Treasury teams using this pattern typically run automated health-factor monitoring with auto-deleveraging triggers. Without active management, a position can liquidate during a SOL crash before manual intervention is possible.
Eco's Role
Liquid staking is downstream of where stablecoins enter Solana. Eco handles the cross-chain leg: when a treasury team or DeFi protocol moves USDC or other stablecoins from Ethereum or another EVM chain to Solana, Eco selects the optimal rail (CCTP, LayerZero, Wormhole) based on cost and speed. Once the stablecoin is on Solana, the team can swap into SOL via Jupiter and stake into Marinade or Jito. The reverse flow — exit JitoSOL to USDC, bridge USDC back to Ethereum — works through the same orchestration. Eco's role is ensuring the bridge step is unified across chains rather than per-rail, with the routing decision opaque to the application.
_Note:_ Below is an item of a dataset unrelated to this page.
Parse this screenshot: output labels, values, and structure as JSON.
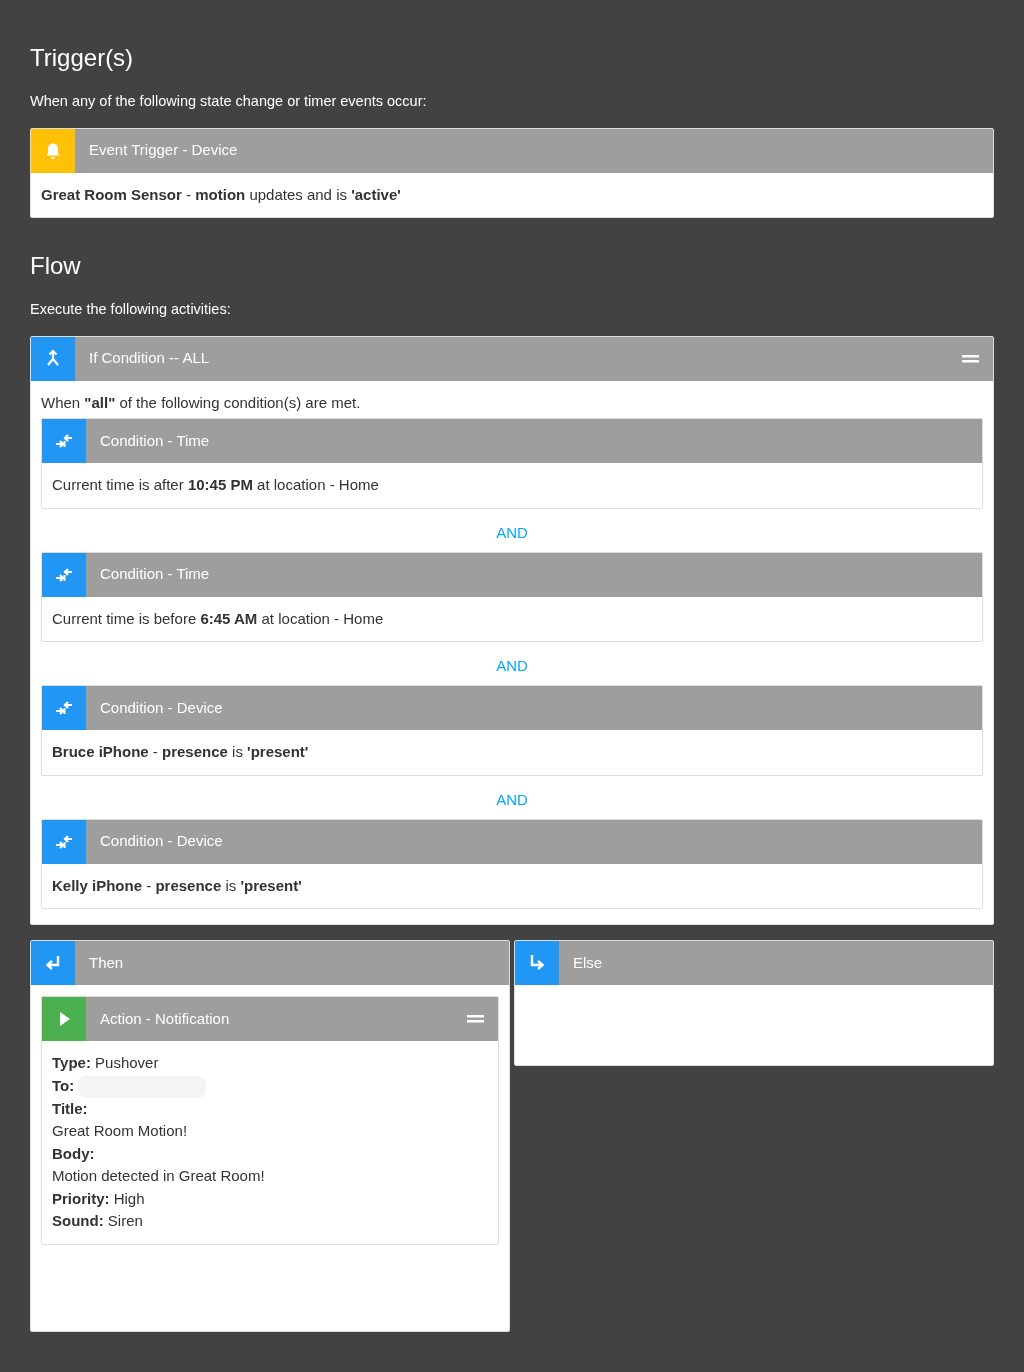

Cross-chain liquidity protocols covers the full rail set, and cross-chain messaging protocols covers the underlying transport layer used between chains.
FAQ
Is JitoSOL better than mSOL?
For yield, JitoSOL pays 0.5–1.5% more APY than mSOL because of MEV revenue capture. For decentralization-aware allocators, Marinade's broader validator distribution may align better with stated values. Both are mature audited products with multi-billion-dollar TVL.
Can I use mSOL and JitoSOL as collateral?
Yes. Both are supported as collateral in Kamino, MarginFi, Save, and Drift Spot. LTV ratios are similar (typically 70–75%). You can loop either token to amplify staking yield. Solana DeFi apps covers the integration breadth across the lending ecosystem.
How long does it take to unstake?
Approximately 2 days for native unstaking through either protocol's redeem function (matching Solana's epoch boundary plus cooldown). Instant exit is also possible by selling the LST on a DEX at a small NAV discount. Both protocols have integrated instant-unstake adapters that handle the swap automatically.
What's the minimum stake?
No minimum on either protocol. Marinade and Jito both let you stake any amount of SOL and receive proportional mSOL or JitoSOL. Even fractional-SOL deposits work, though Solana's rent-exemption requirements mean very small balances may be impractical.
How do I move stablecoins to Solana to swap into LSTs?
Bridge USDC via Circle's CCTP, or use a cross-chain stablecoin orchestrator. Once on Solana, swap USDC for SOL on Jupiter, then stake. Eco handles the cross-chain leg in a single API call. Cross-chain stablecoin swap infra covers options.
Does Solana slash validators for misbehavior?
Solana doesn't currently implement slashing in the consensus layer, unlike Ethereum's protocol-level slashing. Validator misbehavior produces opportunity-cost penalties (reduced staking rewards) rather than principal loss. This may change with future consensus updates.